WASHINGTON – Amid cries that “Pakistan is not an American colony,” demonstrators organized by a new Islamist militant group in Pakistan, the Difa-e-Pakistan, or DPC, have staged violent protests over the recent burning of the Quran at a U.S. military base in neighboring Afghanistan, according to a report in Joseph Farah’s G2 Bulletin.

The Difa-e-Pakistan is a coalition of more than 40 conservative religious parties that promises to pit the government against the Pakistani military, which not only created but supports the various Islamist militant groups who act as its proxy.

The DPC was formed last November after an airstrike by coalition forces of the North Atlantic Treaty Organization, or NATO, inadvertently killed some 24 Pakistani troops at a base along the Afghan-Pakistani border.

After the U.S. killing of al-Qaida leader Osama bin Laden in Abbottabad, Pakistan, last May without telling Pakistani officials, the Difa-e-Pakistan organized numerous anti-American demonstrations in major cities to protest what was condemned as U.S. interference in Pakistan’s internal affairs.

With what appears to be the military’s acquiescence, the DPC is considered by regional analysts as a legal cover for a number of banned militant and terrorist groups. Indeed, the former head of the Pakistani Inter-Service Intelligence Directorate, or ISI, Hamid Gul, who attended one of the recent DPC demonstrations, suggested implicit ISI support for the DPC.
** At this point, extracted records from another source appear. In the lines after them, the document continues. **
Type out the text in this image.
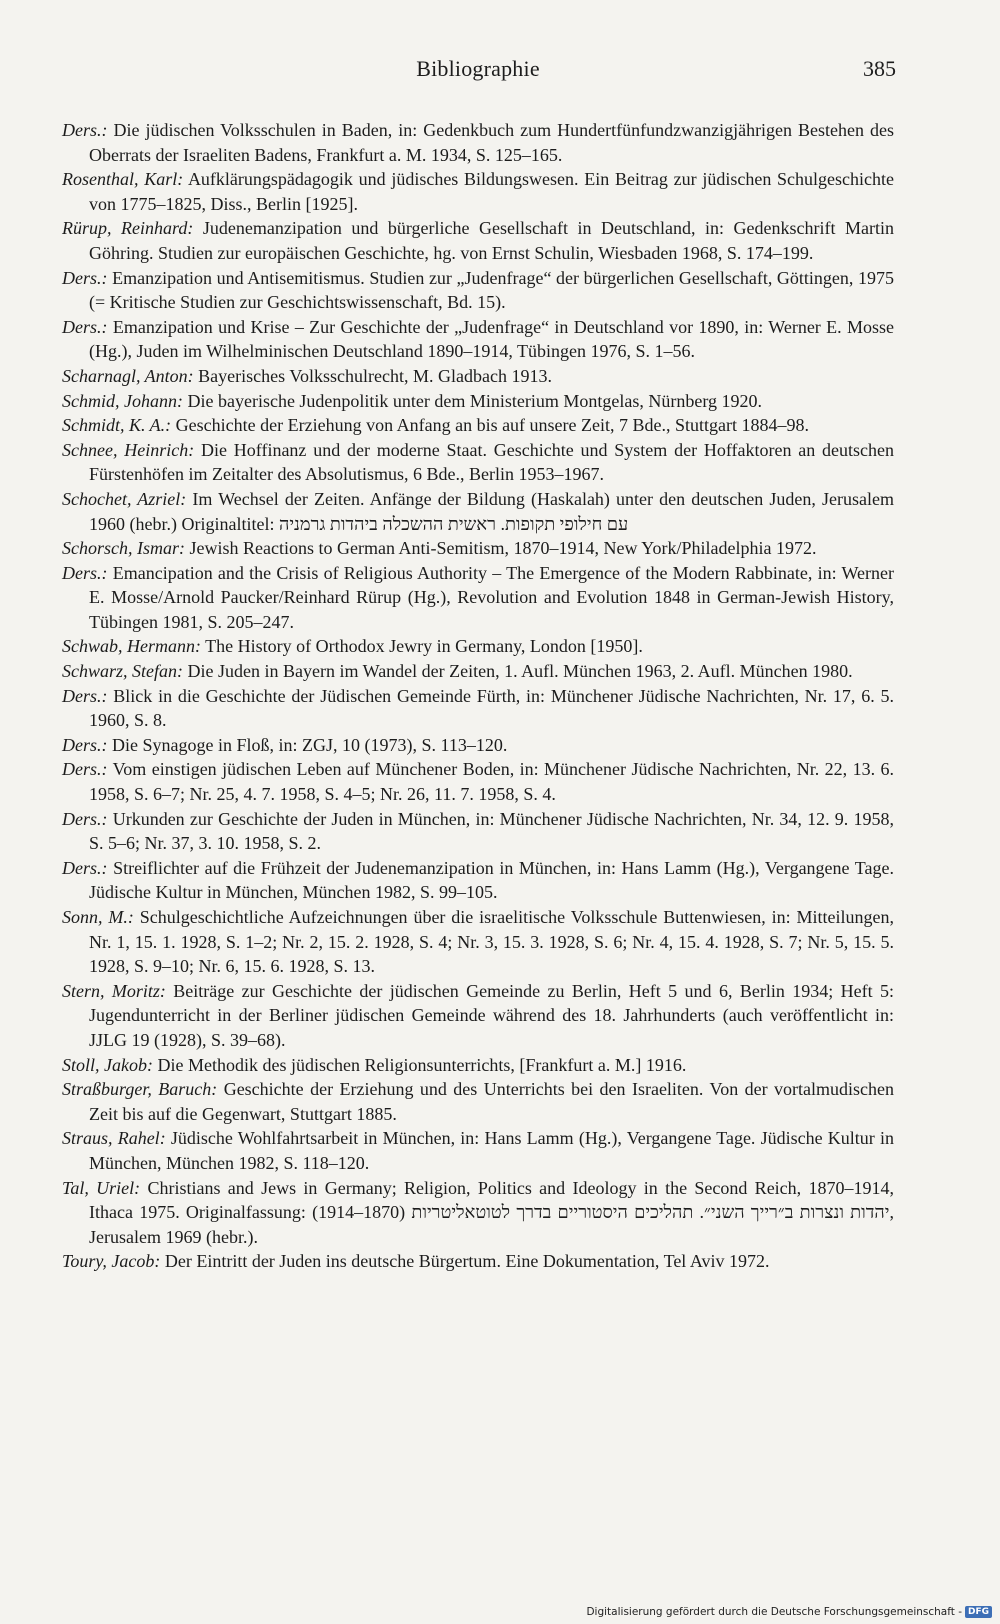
Bibliographie	385

Ders.: Die jüdischen Volksschulen in Baden, in: Gedenkbuch zum Hundertfünfundzwanzigjährigen Bestehen des Oberrats der Israeliten Badens, Frankfurt a. M. 1934, S. 125–165.

Rosenthal, Karl: Aufklärungspädagogik und jüdisches Bildungswesen. Ein Beitrag zur jüdischen Schulgeschichte von 1775–1825, Diss., Berlin [1925].

Rürup, Reinhard: Judenemanzipation und bürgerliche Gesellschaft in Deutschland, in: Gedenkschrift Martin Göhring. Studien zur europäischen Geschichte, hg. von Ernst Schulin, Wiesbaden 1968, S. 174–199.

Ders.: Emanzipation und Antisemitismus. Studien zur „Judenfrage“ der bürgerlichen Gesellschaft, Göttingen, 1975 (= Kritische Studien zur Geschichtswissenschaft, Bd. 15).

Ders.: Emanzipation und Krise – Zur Geschichte der „Judenfrage“ in Deutschland vor 1890, in: Werner E. Mosse (Hg.), Juden im Wilhelminischen Deutschland 1890–1914, Tübingen 1976, S. 1–56.

Scharnagl, Anton: Bayerisches Volksschulrecht, M. Gladbach 1913.

Schmid, Johann: Die bayerische Judenpolitik unter dem Ministerium Montgelas, Nürnberg 1920.

Schmidt, K. A.: Geschichte der Erziehung von Anfang an bis auf unsere Zeit, 7 Bde., Stuttgart 1884–98.

Schnee, Heinrich: Die Hoffinanz und der moderne Staat. Geschichte und System der Hoffaktoren an deutschen Fürstenhöfen im Zeitalter des Absolutismus, 6 Bde., Berlin 1953–1967.

Schochet, Azriel: Im Wechsel der Zeiten. Anfänge der Bildung (Haskalah) unter den deutschen Juden, Jerusalem 1960 (hebr.) Originaltitel: עם חילופי תקופות. ראשית ההשכלה ביהדות גרמניה

Schorsch, Ismar: Jewish Reactions to German Anti-Semitism, 1870–1914, New York/Philadelphia 1972.

Ders.: Emancipation and the Crisis of Religious Authority – The Emergence of the Modern Rabbinate, in: Werner E. Mosse/Arnold Paucker/Reinhard Rürup (Hg.), Revolution and Evolution 1848 in German-Jewish History, Tübingen 1981, S. 205–247.

Schwab, Hermann: The History of Orthodox Jewry in Germany, London [1950].

Schwarz, Stefan: Die Juden in Bayern im Wandel der Zeiten, 1. Aufl. München 1963, 2. Aufl. München 1980.

Ders.: Blick in die Geschichte der Jüdischen Gemeinde Fürth, in: Münchener Jüdische Nachrichten, Nr. 17, 6. 5. 1960, S. 8.

Ders.: Die Synagoge in Floß, in: ZGJ, 10 (1973), S. 113–120.

Ders.: Vom einstigen jüdischen Leben auf Münchener Boden, in: Münchener Jüdische Nachrichten, Nr. 22, 13. 6. 1958, S. 6–7; Nr. 25, 4. 7. 1958, S. 4–5; Nr. 26, 11. 7. 1958, S. 4.

Ders.: Urkunden zur Geschichte der Juden in München, in: Münchener Jüdische Nachrichten, Nr. 34, 12. 9. 1958, S. 5–6; Nr. 37, 3. 10. 1958, S. 2.

Ders.: Streiflichter auf die Frühzeit der Judenemanzipation in München, in: Hans Lamm (Hg.), Vergangene Tage. Jüdische Kultur in München, München 1982, S. 99–105.

Sonn, M.: Schulgeschichtliche Aufzeichnungen über die israelitische Volksschule Buttenwiesen, in: Mitteilungen, Nr. 1, 15. 1. 1928, S. 1–2; Nr. 2, 15. 2. 1928, S. 4; Nr. 3, 15. 3. 1928, S. 6; Nr. 4, 15. 4. 1928, S. 7; Nr. 5, 15. 5. 1928, S. 9–10; Nr. 6, 15. 6. 1928, S. 13.

Stern, Moritz: Beiträge zur Geschichte der jüdischen Gemeinde zu Berlin, Heft 5 und 6, Berlin 1934; Heft 5: Jugendunterricht in der Berliner jüdischen Gemeinde während des 18. Jahrhunderts (auch veröffentlicht in: JJLG 19 (1928), S. 39–68).

Stoll, Jakob: Die Methodik des jüdischen Religionsunterrichts, [Frankfurt a. M.] 1916.

Straßburger, Baruch: Geschichte der Erziehung und des Unterrichts bei den Israeliten. Von der vortalmudischen Zeit bis auf die Gegenwart, Stuttgart 1885.

Straus, Rahel: Jüdische Wohlfahrtsarbeit in München, in: Hans Lamm (Hg.), Vergangene Tage. Jüdische Kultur in München, München 1982, S. 118–120.

Tal, Uriel: Christians and Jews in Germany; Religion, Politics and Ideology in the Second Reich, 1870–1914, Ithaca 1975. Originalfassung: (1914–1870) יהדות ונצרות ב״רייך השני״. תהליכים היסטוריים בדרך לטוטאליטריות, Jerusalem 1969 (hebr.).

Toury, Jacob: Der Eintritt der Juden ins deutsche Bürgertum. Eine Dokumentation, Tel Aviv 1972.

Digitalisierung gefördert durch die Deutsche Forschungsgemeinschaft - DFG
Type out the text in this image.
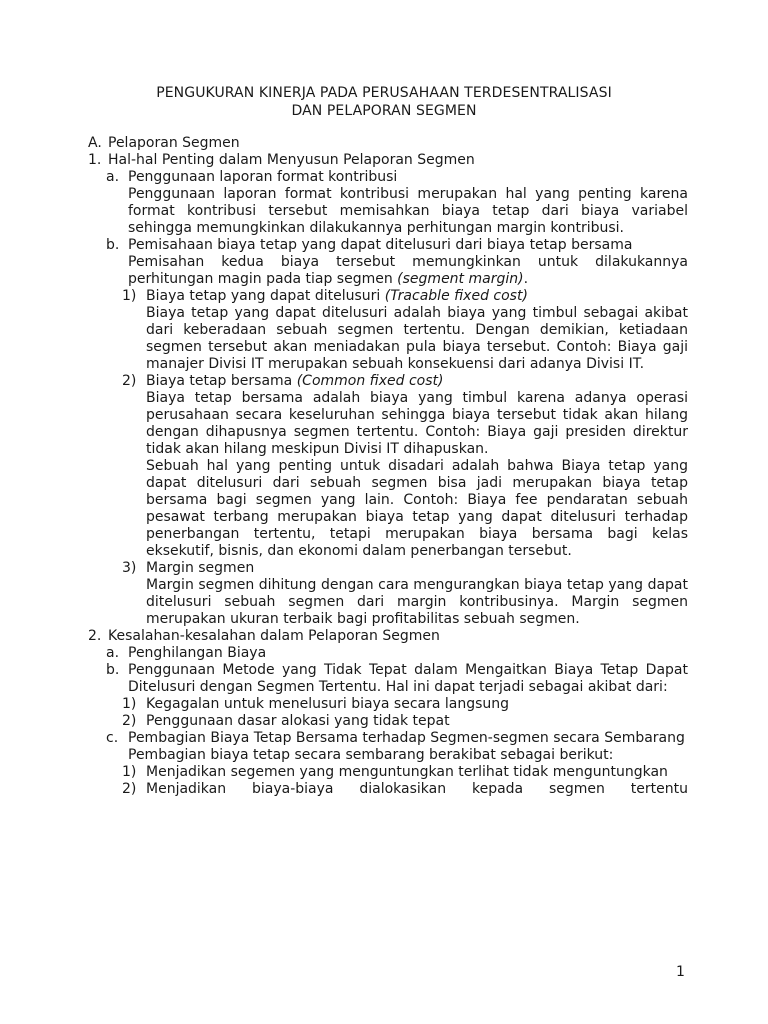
PENGUKURAN KINERJA PADA PERUSAHAAN TERDESENTRALISASI
DAN PELAPORAN SEGMEN
A. Pelaporan Segmen
1. Hal-hal Penting dalam Menyusun Pelaporan Segmen
a. Penggunaan laporan format kontribusi
Penggunaan laporan format kontribusi merupakan hal yang penting karena format kontribusi tersebut memisahkan biaya tetap dari biaya variabel sehingga memungkinkan dilakukannya perhitungan margin kontribusi.
b. Pemisahaan biaya tetap yang dapat ditelusuri dari biaya tetap bersama
Pemisahan kedua biaya tersebut memungkinkan untuk dilakukannya perhitungan magin pada tiap segmen (segment margin).
1) Biaya tetap yang dapat ditelusuri (Tracable fixed cost)
Biaya tetap yang dapat ditelusuri adalah biaya yang timbul sebagai akibat dari keberadaan sebuah segmen tertentu. Dengan demikian, ketiadaan segmen tersebut akan meniadakan pula biaya tersebut. Contoh: Biaya gaji manajer Divisi IT merupakan sebuah konsekuensi dari adanya Divisi IT.
2) Biaya tetap bersama (Common fixed cost)
Biaya tetap bersama adalah biaya yang timbul karena adanya operasi perusahaan secara keseluruhan sehingga biaya tersebut tidak akan hilang dengan dihapusnya segmen tertentu. Contoh: Biaya gaji presiden direktur tidak akan hilang meskipun Divisi IT dihapuskan.
Sebuah hal yang penting untuk disadari adalah bahwa Biaya tetap yang dapat ditelusuri dari sebuah segmen bisa jadi merupakan biaya tetap bersama bagi segmen yang lain. Contoh: Biaya fee pendaratan sebuah pesawat terbang merupakan biaya tetap yang dapat ditelusuri terhadap penerbangan tertentu, tetapi merupakan biaya bersama bagi kelas eksekutif, bisnis, dan ekonomi dalam penerbangan tersebut.
3) Margin segmen
Margin segmen dihitung dengan cara mengurangkan biaya tetap yang dapat ditelusuri sebuah segmen dari margin kontribusinya. Margin segmen merupakan ukuran terbaik bagi profitabilitas sebuah segmen.
2. Kesalahan-kesalahan dalam Pelaporan Segmen
a. Penghilangan Biaya
b. Penggunaan Metode yang Tidak Tepat dalam Mengaitkan Biaya Tetap Dapat Ditelusuri dengan Segmen Tertentu. Hal ini dapat terjadi sebagai akibat dari:
1) Kegagalan untuk menelusuri biaya secara langsung
2) Penggunaan dasar alokasi yang tidak tepat
c. Pembagian Biaya Tetap Bersama terhadap Segmen-segmen secara Sembarang
Pembagian biaya tetap secara sembarang berakibat sebagai berikut:
1) Menjadikan segemen yang menguntungkan terlihat tidak menguntungkan
2) Menjadikan biaya-biaya dialokasikan kepada segmen tertentu
1
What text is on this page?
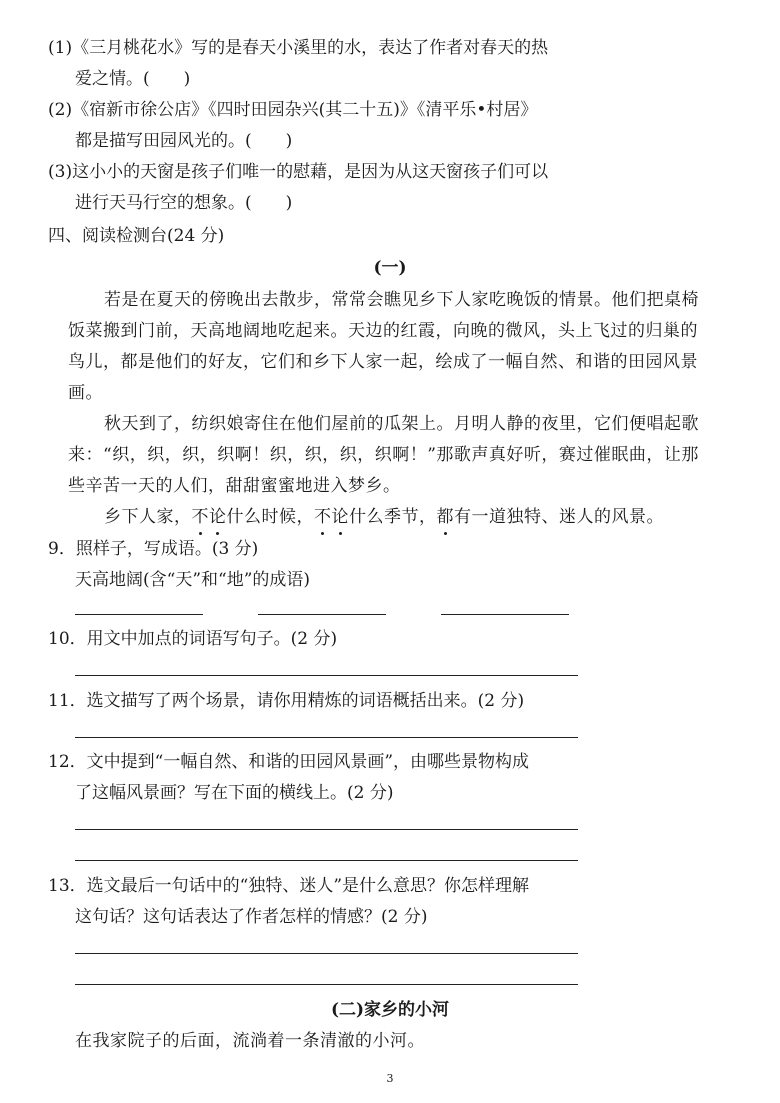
(1)《三月桃花水》写的是春天小溪里的水，表达了作者对春天的热
爱之情。(　　)
(2)《宿新市徐公店》《四时田园杂兴(其二十五)》《清平乐•村居》
都是描写田园风光的。(　　)
(3)这小小的天窗是孩子们唯一的慰藉，是因为从这天窗孩子们可以
进行天马行空的想象。(　　)
四、阅读检测台(24 分)
(一)
若是在夏天的傍晚出去散步，常常会瞧见乡下人家吃晚饭的情景。他们把桌椅
饭菜搬到门前，天高地阔地吃起来。天边的红霞，向晚的微风，头上飞过的归巢的
鸟儿，都是他们的好友，它们和乡下人家一起，绘成了一幅自然、和谐的田园风景
画。
秋天到了，纺织娘寄住在他们屋前的瓜架上。月明人静的夜里，它们便唱起歌
来：“织，织，织，织啊！织，织，织，织啊！”那歌声真好听，赛过催眠曲，让那
些辛苦一天的人们，甜甜蜜蜜地进入梦乡。
乡下人家，不论什么时候，不论什么季节，都有一道独特、迷人的风景。
9．照样子，写成语。(3 分)
天高地阔(含“天”和“地”的成语)
10．用文中加点的词语写句子。(2 分)
11．选文描写了两个场景，请你用精炼的词语概括出来。(2 分)
12．文中提到“一幅自然、和谐的田园风景画”，由哪些景物构成
了这幅风景画？写在下面的横线上。(2 分)
13．选文最后一句话中的“独特、迷人”是什么意思？你怎样理解
这句话？这句话表达了作者怎样的情感？(2 分)
(二)家乡的小河
在我家院子的后面，流淌着一条清澈的小河。
3
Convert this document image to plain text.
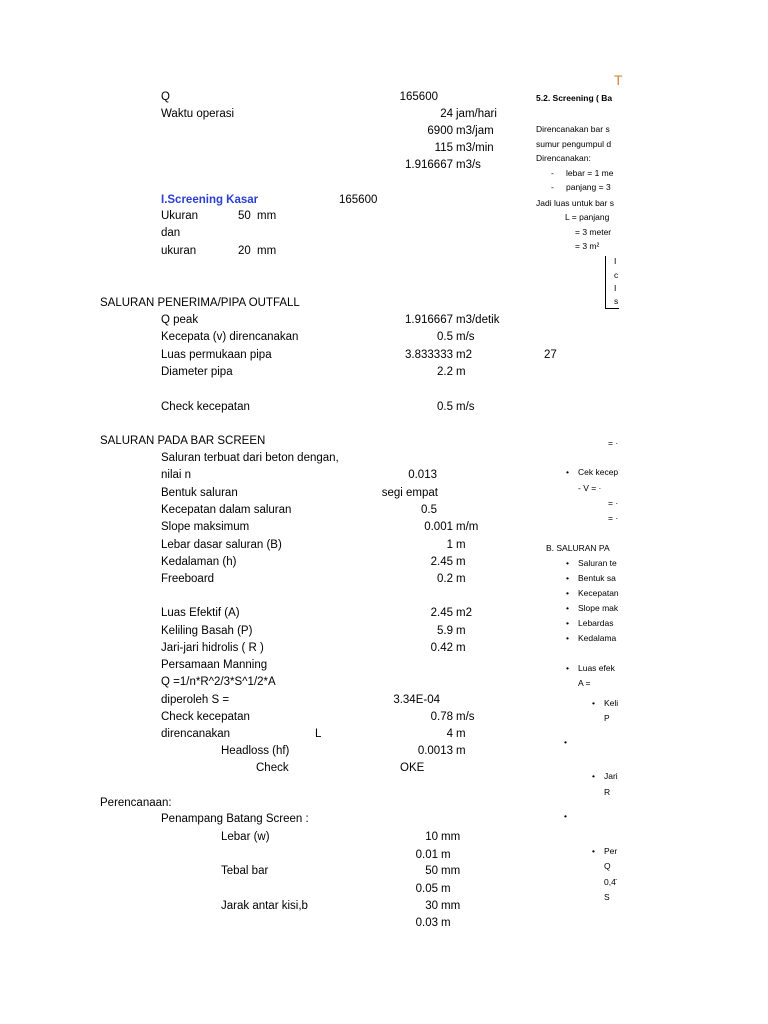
Q	165600
Waktu operasi	24 jam/hari
6900 m3/jam
115 m3/min
1.916667 m3/s
I.Screening Kasar	165600
Ukuran	50 mm
dan
ukuran	20 mm
SALURAN PENERIMA/PIPA OUTFALL
Q peak	1.916667 m3/detik
Kecepata (v) direncanakan	0.5 m/s
Luas permukaan pipa	3.833333 m2	27
Diameter pipa	2.2 m
Check kecepatan	0.5 m/s
SALURAN PADA BAR SCREEN
Saluran terbuat dari beton dengan,
nilai n	0.013
Bentuk saluran	segi empat
Kecepatan dalam saluran	0.5
Slope maksimum	0.001 m/m
Lebar dasar saluran (B)	1 m
Kedalaman (h)	2.45 m
Freeboard	0.2 m
Luas Efektif (A)	2.45 m2
Keliling Basah (P)	5.9 m
Jari-jari hidrolis ( R )	0.42 m
Persamaan Manning
Q =1/n*R^2/3*S^1/2*A
diperoleh S =	3.34E-04
Check kecepatan	0.78 m/s
direncanakan	L	4 m
Headloss (hf)	0.0013 m
Check	OKE
Perencanaan:
Penampang Batang Screen :
Lebar (w)	10 mm
0.01 m
Tebal bar	50 mm
0.05 m
Jarak antar kisi,b	30 mm
0.03 m
T
5.2. Screening ( Ba
Direncanakan bar s
sumur pengumpul d
Direncanakan:
- lebar = 1 me
- panjang = 3
Jadi luas untuk bar s
L = panjang
= 3 meter
= 3 m²
I
c
I
s
= ·
• Cek kecep
- V = ·
= ·
= ·
B. SALURAN PA
• Saluran te
• Bentuk sa
• Kecepatan
• Slope mak
• Lebardas
• Kedalama
• Luas efek
A =
• Keli
P
•
• Jari
R
•
• Per
Q
0,4̈
S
One of the members of DPC, the Jaamat-ud-Dawa, is among the 40 groups that comprise the DPC and it is believed to be linked to the Islamist militant group, Lashkar-e-Taiba, which allegedly carried out the November 2008 bombings in Mumbai, India, killing more than 160 people.

Analysts believe that the rise of the DPC is indicative of the further souring of U.S.-Pakistani relations. Expected to emerge is a more radical, hardline Islamic surge in the country. The increasingly poor relations between Washington and Islamabad most likely will mean a rise in Islamist militant groups, backed by the Pakistani military.

With military backing of the Islamist militant groups, regional analysts also are increasingly concerned that the military may increase its power and influence and ultimately stage a coup to control the Pakistani government in the months ahead.